A cost is allocable if:

  1. Tt was incurred solely to advance the work of the project;
  2. If it benefits the project in general in portions that can be reasonably approximated; 
  3. Or if it is necessary to the project.

Salary or wages are paid to employees, in return for the work performed by them for the university. This may be in the form of a fixed payment amount paid at regular intervals without regard to the number of hours being worked (salary) or payment to the employee as a result of the number of hours worked in a given period (wages). Stipends are paid to interns, trainees or apprentices, for doing work, conducting research or participating in a conference or workshop for the university with an aim of learning. The stipend is given to offset living expenses and not to compensate for the work performed. The amount of stipend is fixed and predetermined and has no IDC applied.

An instructional course release allows a faculty member to have a reduced teaching load under their normal academic year appointment. This means that the person is released from part of their teaching obligation while still being paid their regular full-time salary for that semester. The university allocates $4,116 per three-credit course as a line of salary for the PI. Those funds are then available to the department in order to fill the instructional course vacancy created by the release.

Any single item with a value of over $5,000 is equipment. Items of lesser value are materials and/or supplies. Sponsors determine who owns the title to equipment purchased on a grant. Normally, the university retains the title to most federally sponsored research equipment and we always try to negotiate title for the equipment.

If the item(s) can be purchased from a vendor on South Carolina state contract (, the total cost can be added to the line item budget with a quote attached to the budget justification.
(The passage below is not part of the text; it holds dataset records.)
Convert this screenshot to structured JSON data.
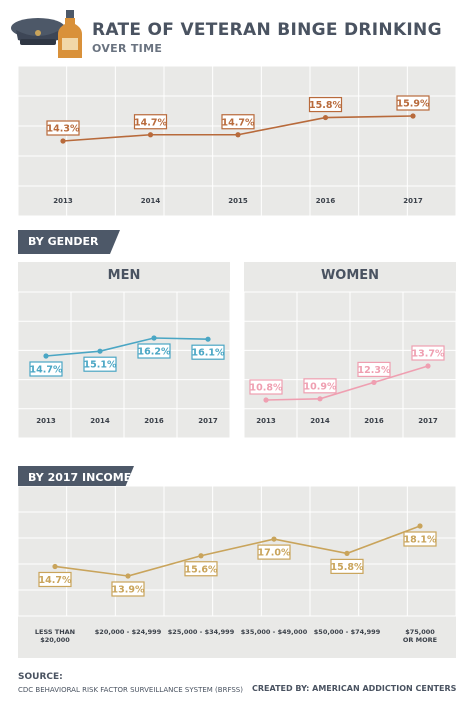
{
  "header": {
    "title": "RATE OF VETERAN BINGE DRINKING",
    "subtitle": "OVER TIME"
  },
  "colors": {
    "overall": "#b86a3b",
    "men": "#4aa6c4",
    "women": "#ef9fb1",
    "income": "#c9a45b",
    "banner": "#4d5868",
    "panel": "#e9e9e7",
    "grid": "#ffffff"
  },
  "sections": {
    "gender": "BY GENDER",
    "income": "BY 2017 INCOME",
    "men": "MEN",
    "women": "WOMEN"
  },
  "chart_data": [
    {
      "type": "line",
      "x": [
        "2013",
        "2014",
        "2015",
        "2016",
        "2017"
      ],
      "values": [
        14.3,
        14.7,
        14.7,
        15.8,
        15.9
      ],
      "labels": [
        "14.3%",
        "14.7%",
        "14.7%",
        "15.8%",
        "15.9%"
      ]
    },
    {
      "type": "line",
      "title": "MEN",
      "x": [
        "2013",
        "2014",
        "2016",
        "2017"
      ],
      "values": [
        14.7,
        15.1,
        16.2,
        16.1
      ],
      "labels": [
        "14.7%",
        "15.1%",
        "16.2%",
        "16.1%"
      ]
    },
    {
      "type": "line",
      "title": "WOMEN",
      "x": [
        "2013",
        "2014",
        "2016",
        "2017"
      ],
      "values": [
        10.8,
        10.9,
        12.3,
        13.7
      ],
      "labels": [
        "10.8%",
        "10.9%",
        "12.3%",
        "13.7%"
      ]
    },
    {
      "type": "line",
      "title": "BY 2017 INCOME",
      "x": [
        [
          "LESS THAN",
          "$20,000"
        ],
        [
          "$20,000 - $24,999"
        ],
        [
          "$25,000 - $34,999"
        ],
        [
          "$35,000 - $49,000"
        ],
        [
          "$50,000 - $74,999"
        ],
        [
          "$75,000",
          "OR MORE"
        ]
      ],
      "values": [
        14.7,
        13.9,
        15.6,
        17.0,
        15.8,
        18.1
      ],
      "labels": [
        "14.7%",
        "13.9%",
        "15.6%",
        "17.0%",
        "15.8%",
        "18.1%"
      ]
    }
  ],
  "footer": {
    "source_label": "SOURCE:",
    "source_text": "CDC BEHAVIORAL RISK FACTOR SURVEILLANCE SYSTEM (BRFSS)",
    "credit": "CREATED BY: AMERICAN ADDICTION CENTERS"
  }
}
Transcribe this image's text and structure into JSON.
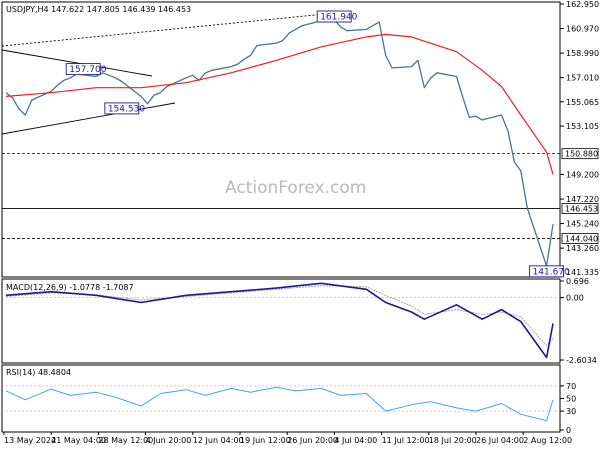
{
  "chart_data": {
    "type": "line",
    "title": "USDJPY,H4 147.622 147.805 146.439 146.453",
    "watermark": "ActionForex.com",
    "colors": {
      "price": "#4a7491",
      "ma": "#e8221b",
      "macd": "#1f1a8c",
      "signal": "#9a9a9a",
      "rsi": "#4aa3e3",
      "annotation": "#1f1a8c"
    },
    "x_labels": [
      "13 May 2024",
      "21 May 04:00",
      "28 May 12:00",
      "4 Jun 20:00",
      "12 Jun 04:00",
      "19 Jun 12:00",
      "26 Jun 20:00",
      "4 Jul 04:00",
      "11 Jul 12:00",
      "18 Jul 20:00",
      "26 Jul 04:00",
      "2 Aug 12:00"
    ],
    "price_panel": {
      "y_ticks": [
        "162.950",
        "160.970",
        "158.990",
        "157.010",
        "155.065",
        "153.105",
        "149.200",
        "147.220",
        "145.240",
        "143.260",
        "141.335"
      ],
      "level_labels": [
        "150.880",
        "146.453",
        "144.040"
      ],
      "ylim": [
        141.335,
        162.95
      ],
      "series": [
        {
          "name": "",
          "x": [
            "13 May",
            "14 May",
            "15 May",
            "16 May",
            "17 May",
            "20 May",
            "21 May",
            "22 May",
            "23 May",
            "24 May",
            "27 May",
            "28 May",
            "29 May",
            "30 May",
            "31 May",
            "3 Jun",
            "4 Jun",
            "5 Jun",
            "6 Jun",
            "7 Jun",
            "10 Jun",
            "11 Jun",
            "12 Jun",
            "13 Jun",
            "14 Jun",
            "17 Jun",
            "18 Jun",
            "19 Jun",
            "20 Jun",
            "21 Jun",
            "24 Jun",
            "25 Jun",
            "26 Jun",
            "27 Jun",
            "28 Jun",
            "1 Jul",
            "2 Jul",
            "3 Jul",
            "4 Jul",
            "5 Jul",
            "8 Jul",
            "9 Jul",
            "10 Jul",
            "11 Jul",
            "12 Jul",
            "15 Jul",
            "16 Jul",
            "17 Jul",
            "18 Jul",
            "19 Jul",
            "22 Jul",
            "23 Jul",
            "24 Jul",
            "25 Jul",
            "26 Jul",
            "29 Jul",
            "30 Jul",
            "31 Jul",
            "1 Aug",
            "2 Aug",
            "5 Aug",
            "6 Aug"
          ],
          "values": [
            155.8,
            155.4,
            154.5,
            154.0,
            155.2,
            155.9,
            156.4,
            156.8,
            157.0,
            157.3,
            157.1,
            157.4,
            157.2,
            157.0,
            156.7,
            155.5,
            154.9,
            155.6,
            155.8,
            156.3,
            157.0,
            157.2,
            156.8,
            157.4,
            157.6,
            157.9,
            158.1,
            158.5,
            158.8,
            159.6,
            159.8,
            160.0,
            160.6,
            160.9,
            161.2,
            161.6,
            161.9,
            161.7,
            161.1,
            160.8,
            160.9,
            161.2,
            161.5,
            158.8,
            157.8,
            157.9,
            158.4,
            156.2,
            157.0,
            157.4,
            157.1,
            155.4,
            153.8,
            153.9,
            153.6,
            154.0,
            152.7,
            150.2,
            149.5,
            146.5,
            141.8,
            145.2
          ]
        },
        {
          "name": "",
          "x": [
            "13 May",
            "20 May",
            "27 May",
            "3 Jun",
            "10 Jun",
            "17 Jun",
            "24 Jun",
            "1 Jul",
            "8 Jul",
            "11 Jul",
            "15 Jul",
            "22 Jul",
            "26 Jul",
            "29 Jul",
            "1 Aug",
            "5 Aug",
            "6 Aug"
          ],
          "values": [
            155.5,
            155.8,
            156.2,
            156.2,
            156.6,
            157.4,
            158.4,
            159.5,
            160.3,
            160.5,
            160.3,
            159.1,
            157.6,
            156.3,
            154.0,
            151.0,
            149.2
          ]
        }
      ],
      "annotations": [
        "161.940",
        "157.700",
        "154.530",
        "141.670"
      ]
    },
    "macd_panel": {
      "label": "MACD(12,26,9) -1.0778 -1.7087",
      "y_ticks": [
        "0.696",
        "0.00",
        "-2.6034"
      ],
      "ylim": [
        -2.6034,
        0.696
      ],
      "series": [
        {
          "name": "",
          "x": [
            "13 May",
            "20 May",
            "27 May",
            "3 Jun",
            "10 Jun",
            "17 Jun",
            "24 Jun",
            "1 Jul",
            "8 Jul",
            "11 Jul",
            "15 Jul",
            "17 Jul",
            "22 Jul",
            "26 Jul",
            "29 Jul",
            "1 Aug",
            "5 Aug",
            "6 Aug"
          ],
          "values": [
            0.1,
            0.25,
            0.1,
            -0.2,
            0.1,
            0.25,
            0.4,
            0.6,
            0.35,
            -0.2,
            -0.6,
            -0.9,
            -0.3,
            -0.9,
            -0.5,
            -1.0,
            -2.5,
            -1.08
          ]
        },
        {
          "name": "",
          "x": [
            "13 May",
            "20 May",
            "27 May",
            "3 Jun",
            "10 Jun",
            "17 Jun",
            "24 Jun",
            "1 Jul",
            "8 Jul",
            "11 Jul",
            "15 Jul",
            "17 Jul",
            "22 Jul",
            "26 Jul",
            "29 Jul",
            "1 Aug",
            "5 Aug",
            "6 Aug"
          ],
          "values": [
            0.05,
            0.2,
            0.12,
            -0.1,
            0.05,
            0.2,
            0.35,
            0.5,
            0.45,
            0.1,
            -0.35,
            -0.7,
            -0.5,
            -0.7,
            -0.6,
            -0.8,
            -2.0,
            -1.71
          ]
        }
      ]
    },
    "rsi_panel": {
      "label": "RSI(14) 48.4804",
      "y_ticks": [
        "70",
        "50",
        "30",
        "0"
      ],
      "ylim": [
        0,
        100
      ],
      "series": [
        {
          "name": "",
          "x": [
            "13 May",
            "16 May",
            "20 May",
            "23 May",
            "27 May",
            "30 May",
            "3 Jun",
            "6 Jun",
            "10 Jun",
            "13 Jun",
            "17 Jun",
            "20 Jun",
            "24 Jun",
            "27 Jun",
            "1 Jul",
            "4 Jul",
            "8 Jul",
            "11 Jul",
            "15 Jul",
            "18 Jul",
            "22 Jul",
            "25 Jul",
            "29 Jul",
            "1 Aug",
            "5 Aug",
            "6 Aug"
          ],
          "values": [
            62,
            48,
            65,
            55,
            60,
            52,
            38,
            58,
            64,
            55,
            66,
            60,
            68,
            62,
            66,
            55,
            58,
            30,
            40,
            45,
            35,
            30,
            42,
            25,
            15,
            48
          ]
        }
      ]
    }
  }
}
However, per South Carolina Procurement Code, if a specific item requested is not available from a state contracted vendor (or a reasonable substitute cannot be used from a state contracted vendor), you are required to submit a Grant Specified Exemption request to the university’s Chief Procurement Officer and receive approval to proceed PRIOR to submission of the proposal to the sponsor.
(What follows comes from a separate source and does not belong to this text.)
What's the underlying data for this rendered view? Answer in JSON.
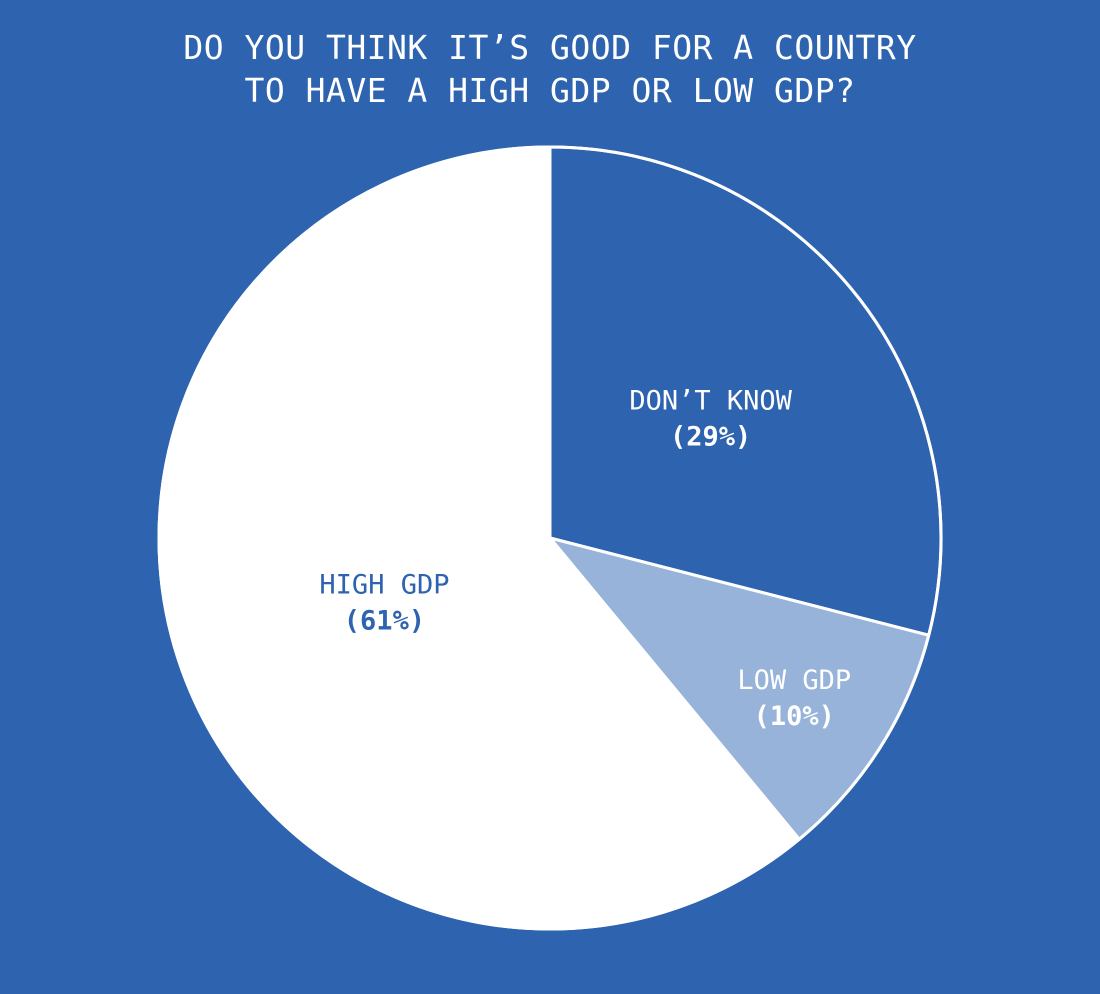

Direct costs for items such as stipends or subsistence allowances, travel allowances and conference registration fees paid to, or on behalf of, training participants (but not employees) in connection with conferences or training projects. Expenses that are not directly attributable to the participant are not allowed, the fee charged by a guest presenter, for example.
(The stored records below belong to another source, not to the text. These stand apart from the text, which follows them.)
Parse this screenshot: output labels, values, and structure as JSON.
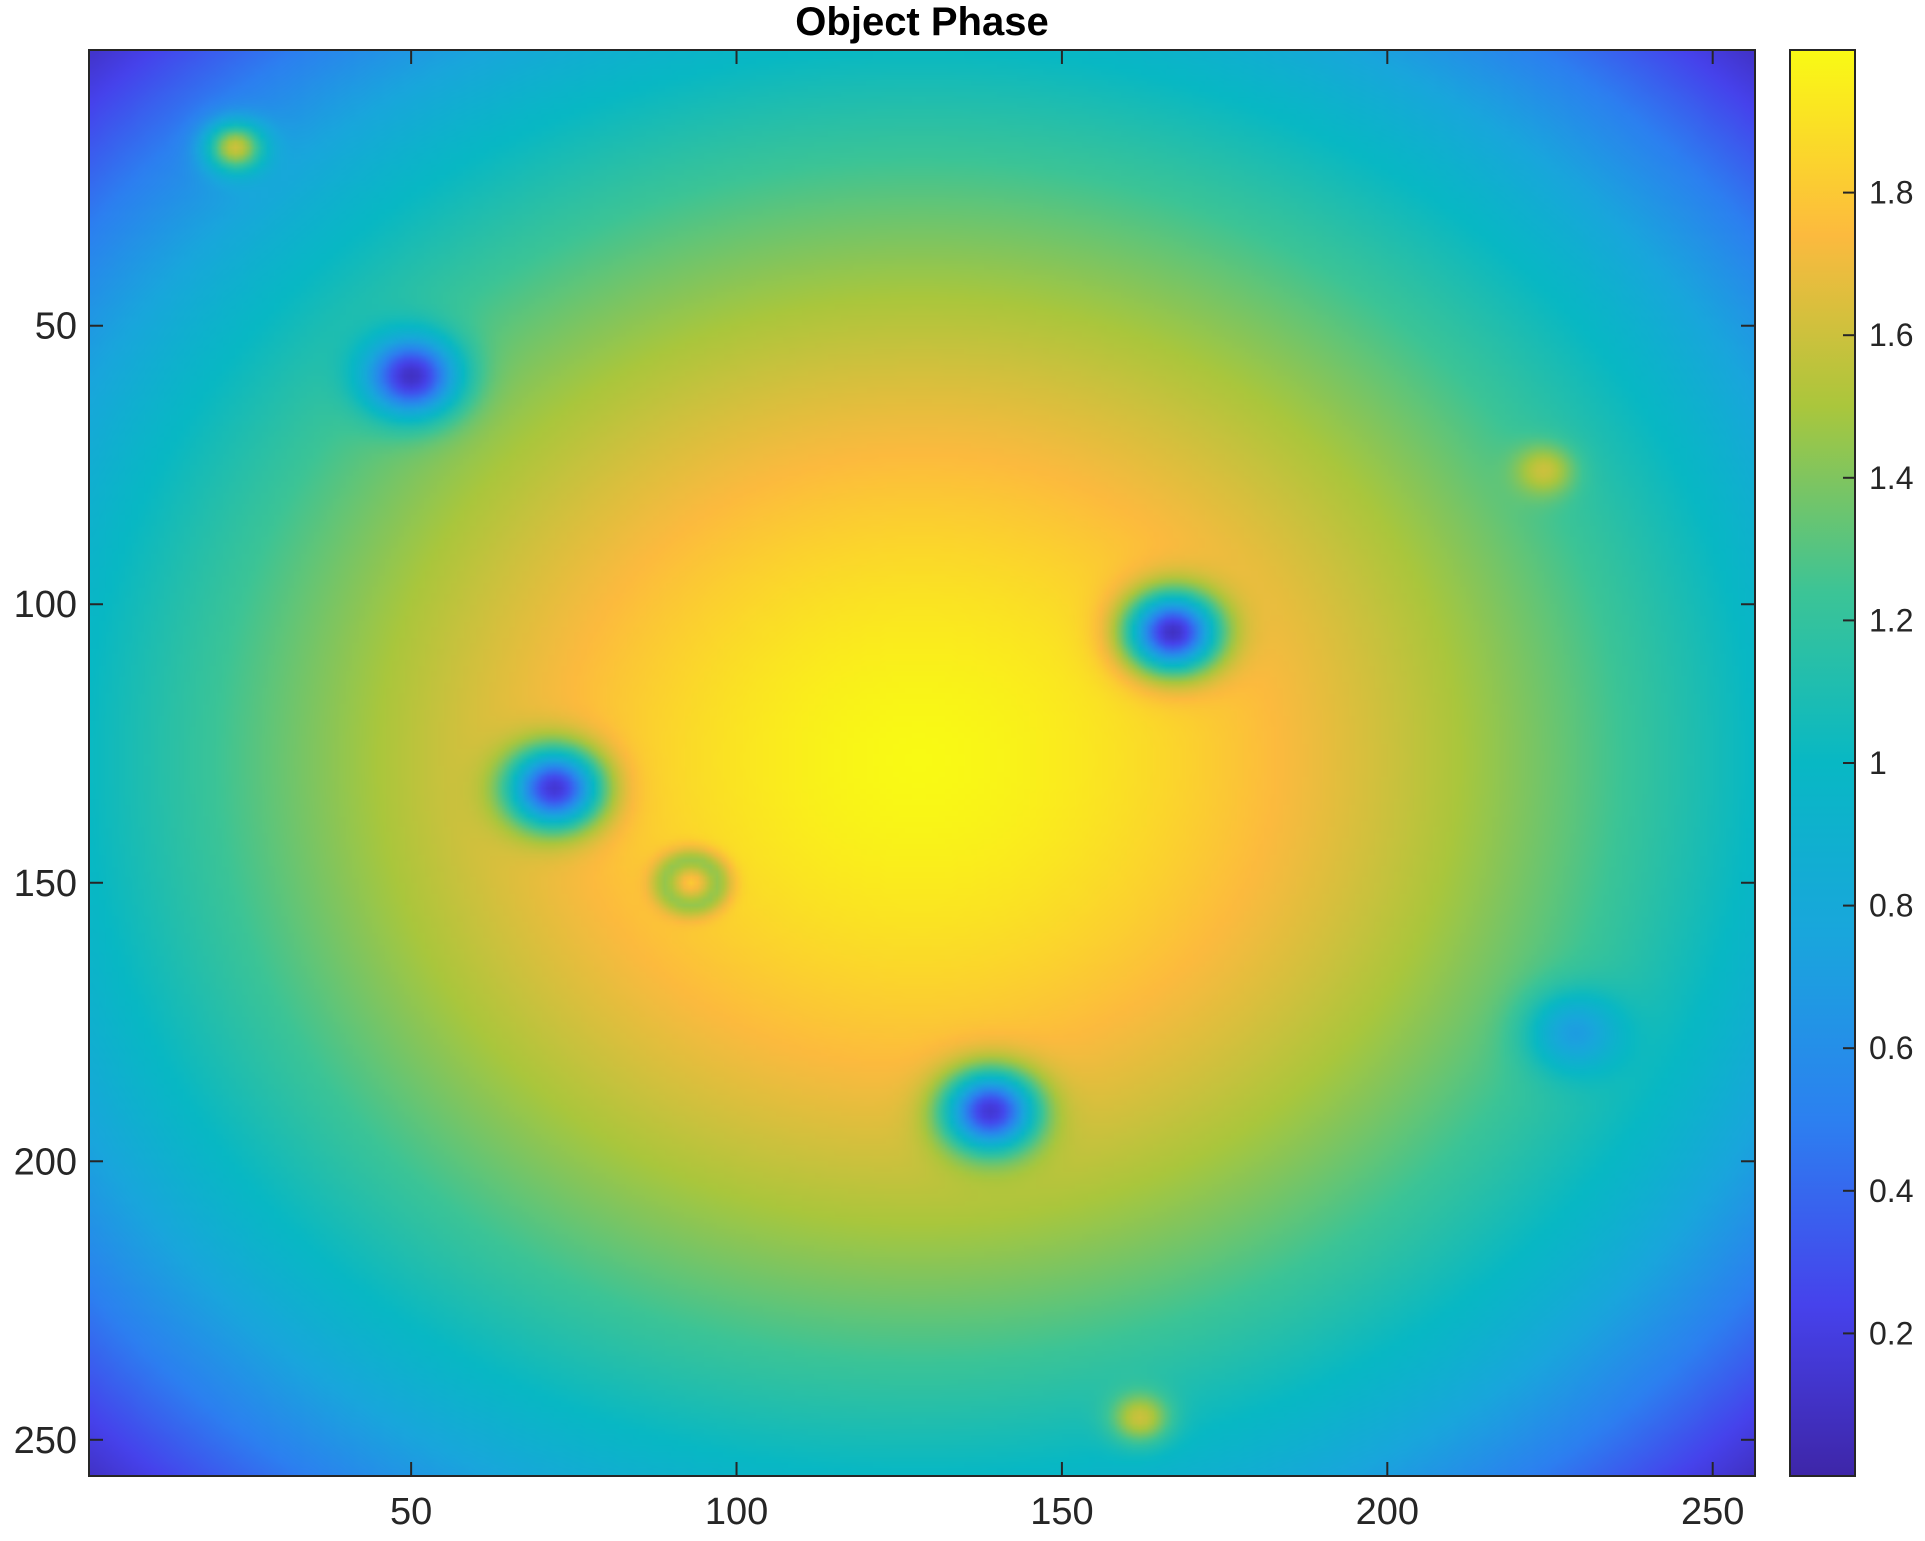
{
  "chart_data": {
    "type": "heatmap",
    "title": "Object Phase",
    "xlabel": "",
    "ylabel": "",
    "x_range": [
      0.5,
      256.5
    ],
    "y_range": [
      0.5,
      256.5
    ],
    "y_direction": "reversed",
    "x_ticks": [
      50,
      100,
      150,
      200,
      250
    ],
    "y_ticks": [
      50,
      100,
      150,
      200,
      250
    ],
    "colorbar": {
      "colormap": "parula",
      "clim": [
        0.0,
        2.0
      ],
      "ticks": [
        0.2,
        0.4,
        0.6,
        0.8,
        1,
        1.2,
        1.4,
        1.6,
        1.8
      ],
      "tick_labels": [
        "0.2",
        "0.4",
        "0.6",
        "0.8",
        "1",
        "1.2",
        "1.4",
        "1.6",
        "1.8"
      ]
    },
    "background": {
      "shape": "radial",
      "center": [
        128,
        128
      ],
      "center_value": 2.0,
      "value_at_radius_128": 1.0,
      "edge_value": 0.1
    },
    "features": [
      {
        "x": 23,
        "y": 18,
        "value": 1.6,
        "kind": "bump"
      },
      {
        "x": 50,
        "y": 59,
        "value": 0.1,
        "kind": "dip"
      },
      {
        "x": 167,
        "y": 105,
        "value": 0.1,
        "kind": "dip"
      },
      {
        "x": 224,
        "y": 76,
        "value": 1.6,
        "kind": "bump"
      },
      {
        "x": 72,
        "y": 133,
        "value": 0.15,
        "kind": "dip"
      },
      {
        "x": 93,
        "y": 150,
        "value": 1.45,
        "kind": "ring"
      },
      {
        "x": 139,
        "y": 191,
        "value": 0.15,
        "kind": "dip"
      },
      {
        "x": 229,
        "y": 177,
        "value": 0.7,
        "kind": "dip"
      },
      {
        "x": 162,
        "y": 246,
        "value": 1.6,
        "kind": "bump"
      }
    ]
  }
}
Subawardees are entities or individuals that carry out a portion of the work as part of the larger contracted project. Subs will play a substantive portion of the research and participate in the designing and conducting of the work. Contractors (vendors) provide goods and/or services in support of the research project. A contractor has no participation in the design of the work or research. Consultants provide expert services in support of the research project. If you are unsure which category to use when preparing your proposal, the Pre-Award Coordinator will assist you in making that determination and ensuring it appears in the correct cost line on your final budget and that you have all the required documents associated with each.

No. A Coastal faculty member cannot be a consultant on a sponsored project, but may serve as a co-principal investigator, key or other personnel. The OSPRS will provide guidance on which category to use at the time of budget preparation.